1. The coin‑level math: what a single pre‑1965 dime actually contains
Each pre‑1965 dime weighs 2.50 grams and is struck in 90% silver (the remainder copper), which yields 2.25 grams of pure silver per coin; converting grams to troy ounces (1 troy ounce = 31.1034768 g) gives ~0.07234 troy ounces of silver per dime, the figure derived from pure physical weight and cited by several mint‑weight calculations [1] [6] [7].
2. The dealer convention: why many sellers quote 0.0715 oz per dime
Coin dealers and many bullion listings use a practical industry standard that ten dimes ($1 face) equal 0.715 troy ounces of silver—i.e., 0.0715 oz per dime—because circulated coins lose minute metal to wear and because it simplifies bulk pricing and packaging; that convention is ubiquitous in listings for rolls, $250 and $1,000 face bags and is explicitly stated by multiple sellers [2] [8] [5].
3. How that math translates to a roll of dimes
A standard bank roll of dimes is $5 face value (50 dimes). Using the dealer convention (0.0715 oz per dime) a roll contains 3.575 troy ounces of silver (0.0715 × 50 = 3.575) and is the number most consumers will see on retail listings [4] [2]. Using the strict mint‑weight figure (0.07234 oz per dime) the same roll contains about 3.617 troy ounces (0.07234 × 50 ≈ 3.617), a modest but real difference that matters in large quantities or precise melt‑value math [1].

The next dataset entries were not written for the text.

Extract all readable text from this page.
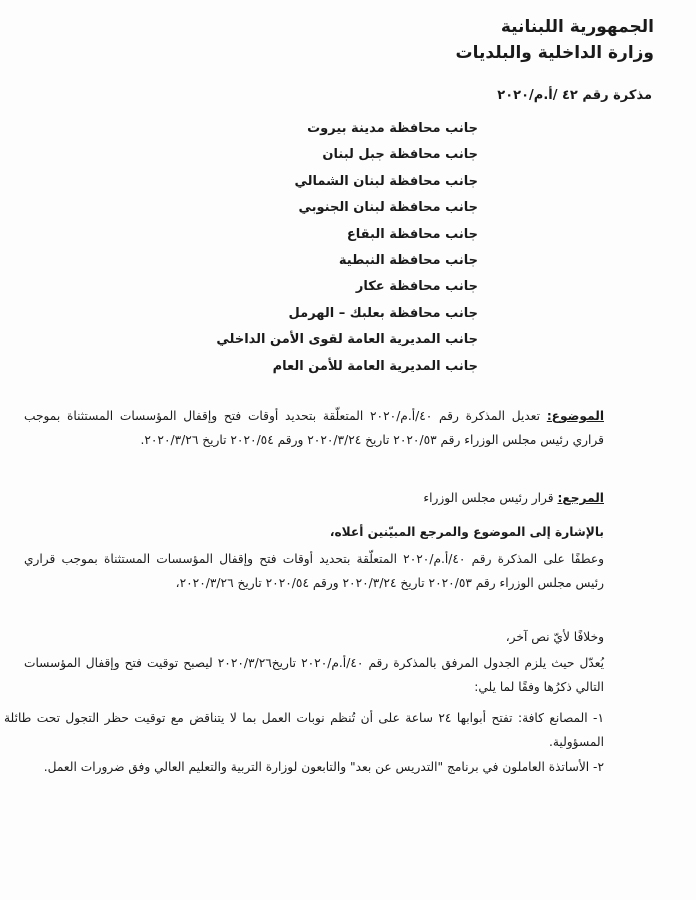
الجمهورية اللبنانية
وزارة الداخلية والبلديات
مذكرة رقم ٤٢ /أ.م/٢٠٢٠
جانب محافظة مدينة بيروت
جانب محافظة جبل لبنان
جانب محافظة لبنان الشمالي
جانب محافظة لبنان الجنوبي
جانب محافظة البقاع
جانب محافظة النبطية
جانب محافظة عكار
جانب محافظة بعلبك – الهرمل
جانب المديرية العامة لقوى الأمن الداخلي
جانب المديرية العامة للأمن العام
الموضوع: تعديل المذكرة رقم ٤٠/أ.م/٢٠٢٠ المتعلّقة بتحديد أوقات فتح وإقفال المؤسسات المستثناة بموجب قراري رئيس مجلس الوزراء رقم ٢٠٢٠/٥٣ تاريخ ٢٠٢٠/٣/٢٤ ورقم ٢٠٢٠/٥٤ تاريخ ٢٠٢٠/٣/٢٦.
المرجع: قرار رئيس مجلس الوزراء
بالإشارة إلى الموضوع والمرجع المبيّنين أعلاه،
وعطفًا على المذكرة رقم ٤٠/أ.م/٢٠٢٠ المتعلّقة بتحديد أوقات فتح وإقفال المؤسسات المستثناة بموجب قراري رئيس مجلس الوزراء رقم ٢٠٢٠/٥٣ تاريخ ٢٠٢٠/٣/٢٤ ورقم ٢٠٢٠/٥٤ تاريخ ٢٠٢٠/٣/٢٦،
وخلافًا لأيّ نص آخر،
يُعدّل حيث يلزم الجدول المرفق بالمذكرة رقم ٤٠/أ.م/٢٠٢٠ تاريخ٢٠٢٠/٣/٢٦ ليصبح توقيت فتح وإقفال المؤسسات التالي ذكرُها وفقًا لما يلي:
١- المصانع كافة: تفتح أبوابها ٢٤ ساعة على أن تُنظم نوبات العمل بما لا يتناقض مع توقيت حظر التجول تحت طائلة المسؤولية.
٢- الأساتذة العاملون في برنامج "التدريس عن بعد" والتابعون لوزارة التربية والتعليم العالي وفق ضرورات العمل.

4. How that math translates to a bag of dimes
Bags are typically sold by face value: a $250 face bag (2,500 dimes) and a $1,000 face bag (10,000 dimes) are common. Applying the dealer convention yields approximately 178.75 troy ounces for a $250 bag and 715 troy ounces for a $1,000 bag (0.715 oz per $1 × bag face value) — figures shown in vendor listings [9] [5]. Applying the mint‑weight constant (0.07234 oz per coin, or 0.7234 oz per $1) gives ~181.85 oz for $250 and ~723.4 oz for $1,000, numbers also cited by dealers who use mint‑weight math rather than the circulation convention [1] [10].

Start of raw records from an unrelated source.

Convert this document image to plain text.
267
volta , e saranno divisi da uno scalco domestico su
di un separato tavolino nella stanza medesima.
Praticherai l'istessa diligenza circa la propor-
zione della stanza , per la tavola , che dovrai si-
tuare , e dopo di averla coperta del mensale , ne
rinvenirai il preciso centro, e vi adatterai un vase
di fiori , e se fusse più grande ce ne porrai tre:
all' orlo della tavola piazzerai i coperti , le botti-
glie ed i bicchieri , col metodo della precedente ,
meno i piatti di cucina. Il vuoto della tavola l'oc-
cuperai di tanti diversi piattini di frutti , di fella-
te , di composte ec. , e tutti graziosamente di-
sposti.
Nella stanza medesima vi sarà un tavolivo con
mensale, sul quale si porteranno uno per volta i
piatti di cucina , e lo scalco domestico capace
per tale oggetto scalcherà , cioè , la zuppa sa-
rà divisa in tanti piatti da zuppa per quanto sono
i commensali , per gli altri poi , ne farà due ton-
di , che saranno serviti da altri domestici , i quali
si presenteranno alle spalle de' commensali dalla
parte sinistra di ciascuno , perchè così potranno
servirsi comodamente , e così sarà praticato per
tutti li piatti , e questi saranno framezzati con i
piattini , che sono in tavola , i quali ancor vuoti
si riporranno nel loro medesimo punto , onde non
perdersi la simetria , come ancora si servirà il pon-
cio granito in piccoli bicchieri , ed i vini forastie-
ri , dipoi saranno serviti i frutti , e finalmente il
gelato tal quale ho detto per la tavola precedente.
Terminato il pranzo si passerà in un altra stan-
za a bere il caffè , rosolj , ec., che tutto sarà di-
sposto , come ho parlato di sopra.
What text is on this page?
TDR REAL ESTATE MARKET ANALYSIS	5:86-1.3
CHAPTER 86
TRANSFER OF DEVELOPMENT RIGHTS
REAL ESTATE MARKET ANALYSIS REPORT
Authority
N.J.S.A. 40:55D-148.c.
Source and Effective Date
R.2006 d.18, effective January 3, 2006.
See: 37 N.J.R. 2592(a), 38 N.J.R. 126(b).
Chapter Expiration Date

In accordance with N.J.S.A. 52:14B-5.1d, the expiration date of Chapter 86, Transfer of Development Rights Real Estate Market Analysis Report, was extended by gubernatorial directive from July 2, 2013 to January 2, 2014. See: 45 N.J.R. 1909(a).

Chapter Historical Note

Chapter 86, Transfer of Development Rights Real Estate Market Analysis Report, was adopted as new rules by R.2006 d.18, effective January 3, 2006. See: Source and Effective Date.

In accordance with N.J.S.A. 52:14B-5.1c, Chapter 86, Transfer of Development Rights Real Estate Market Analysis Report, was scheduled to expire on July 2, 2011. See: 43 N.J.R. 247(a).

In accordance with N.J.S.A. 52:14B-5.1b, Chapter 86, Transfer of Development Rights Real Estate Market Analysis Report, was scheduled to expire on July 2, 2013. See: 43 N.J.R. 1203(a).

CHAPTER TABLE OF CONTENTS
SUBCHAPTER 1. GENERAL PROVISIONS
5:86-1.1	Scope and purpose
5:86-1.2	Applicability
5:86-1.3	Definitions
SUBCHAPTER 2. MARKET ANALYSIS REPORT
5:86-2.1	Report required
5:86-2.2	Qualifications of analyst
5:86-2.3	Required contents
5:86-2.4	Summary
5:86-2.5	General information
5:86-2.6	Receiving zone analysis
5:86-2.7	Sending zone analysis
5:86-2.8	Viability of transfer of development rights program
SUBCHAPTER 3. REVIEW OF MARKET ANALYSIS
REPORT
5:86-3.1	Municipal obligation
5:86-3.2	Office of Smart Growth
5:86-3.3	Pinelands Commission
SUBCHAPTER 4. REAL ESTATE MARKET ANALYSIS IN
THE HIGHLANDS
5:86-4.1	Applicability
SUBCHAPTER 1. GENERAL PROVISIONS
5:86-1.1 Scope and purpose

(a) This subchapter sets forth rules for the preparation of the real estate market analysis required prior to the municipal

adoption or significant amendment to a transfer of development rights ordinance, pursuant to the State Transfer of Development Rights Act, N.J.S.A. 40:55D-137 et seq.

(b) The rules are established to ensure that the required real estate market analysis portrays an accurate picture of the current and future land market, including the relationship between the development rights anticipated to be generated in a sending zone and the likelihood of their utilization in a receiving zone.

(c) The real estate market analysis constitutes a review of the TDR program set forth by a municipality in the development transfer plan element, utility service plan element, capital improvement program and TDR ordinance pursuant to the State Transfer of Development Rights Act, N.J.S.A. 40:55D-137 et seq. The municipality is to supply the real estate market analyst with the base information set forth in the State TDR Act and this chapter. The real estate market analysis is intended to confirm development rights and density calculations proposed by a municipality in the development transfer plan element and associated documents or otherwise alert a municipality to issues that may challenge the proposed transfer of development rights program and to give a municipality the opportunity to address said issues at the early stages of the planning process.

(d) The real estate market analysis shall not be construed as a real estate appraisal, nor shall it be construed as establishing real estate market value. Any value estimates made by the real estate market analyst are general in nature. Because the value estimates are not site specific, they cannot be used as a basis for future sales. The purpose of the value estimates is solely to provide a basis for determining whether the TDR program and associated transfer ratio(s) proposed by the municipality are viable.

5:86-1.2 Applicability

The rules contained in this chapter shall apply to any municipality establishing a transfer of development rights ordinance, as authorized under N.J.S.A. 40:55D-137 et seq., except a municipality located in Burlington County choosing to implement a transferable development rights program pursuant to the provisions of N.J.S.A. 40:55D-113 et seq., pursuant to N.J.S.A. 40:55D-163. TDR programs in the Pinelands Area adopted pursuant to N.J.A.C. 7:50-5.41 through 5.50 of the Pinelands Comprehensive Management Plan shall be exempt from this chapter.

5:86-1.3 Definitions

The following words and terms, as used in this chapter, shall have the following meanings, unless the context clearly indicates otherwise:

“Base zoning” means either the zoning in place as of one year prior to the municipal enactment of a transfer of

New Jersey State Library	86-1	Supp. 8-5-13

5. Which number is “correct” for practical use and why both exist
Both answers are defensible: the mint‑weight figure (0.07234 oz per coin) is the physical truth based on original weight and composition [1] [6], while the 0.0715 per coin (0.715 per $1) is an industry convention reflecting circulated condition, ease of pricing, and long practice among bullion dealers [2] [8]. Purchasers and valuers should note which standard a seller uses because the difference compounds across rolls and especially across pallet‑scale bags [3] [5].

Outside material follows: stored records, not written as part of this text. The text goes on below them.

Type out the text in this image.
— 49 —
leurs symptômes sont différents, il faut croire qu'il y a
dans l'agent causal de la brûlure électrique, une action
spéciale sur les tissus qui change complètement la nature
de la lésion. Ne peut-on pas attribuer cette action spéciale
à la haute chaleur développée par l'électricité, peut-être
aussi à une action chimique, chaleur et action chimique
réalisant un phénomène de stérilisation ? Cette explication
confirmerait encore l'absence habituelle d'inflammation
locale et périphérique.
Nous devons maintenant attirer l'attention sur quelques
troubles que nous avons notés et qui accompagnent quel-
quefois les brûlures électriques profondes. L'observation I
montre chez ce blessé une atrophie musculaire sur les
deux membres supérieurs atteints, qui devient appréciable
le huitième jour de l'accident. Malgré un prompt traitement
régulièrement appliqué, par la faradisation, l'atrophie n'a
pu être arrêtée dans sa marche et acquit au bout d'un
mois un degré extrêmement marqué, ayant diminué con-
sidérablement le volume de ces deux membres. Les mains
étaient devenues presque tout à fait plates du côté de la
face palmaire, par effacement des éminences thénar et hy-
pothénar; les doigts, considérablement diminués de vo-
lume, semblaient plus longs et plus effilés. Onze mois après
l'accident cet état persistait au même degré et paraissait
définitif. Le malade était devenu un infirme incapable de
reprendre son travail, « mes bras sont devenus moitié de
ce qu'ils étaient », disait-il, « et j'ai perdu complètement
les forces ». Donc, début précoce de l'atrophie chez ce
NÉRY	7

6. Bottom line — the practical numbers to use
For everyday retail and most dealer listings: a $5 roll ≈ 3.575 troy oz and a $1,000‑face bag ≈ 715 troy oz (dealer convention) [4] [5]. For strict melt calculations from original mint weights: a $5 roll ≈ 3.617 troy oz and a $1,000‑face bag ≈ 723.4 troy oz (mint‑weight math) [1] [10]. Where precision matters, confirm which standard the seller is using and whether coins are certified, circulated, or unusually worn [3] [1].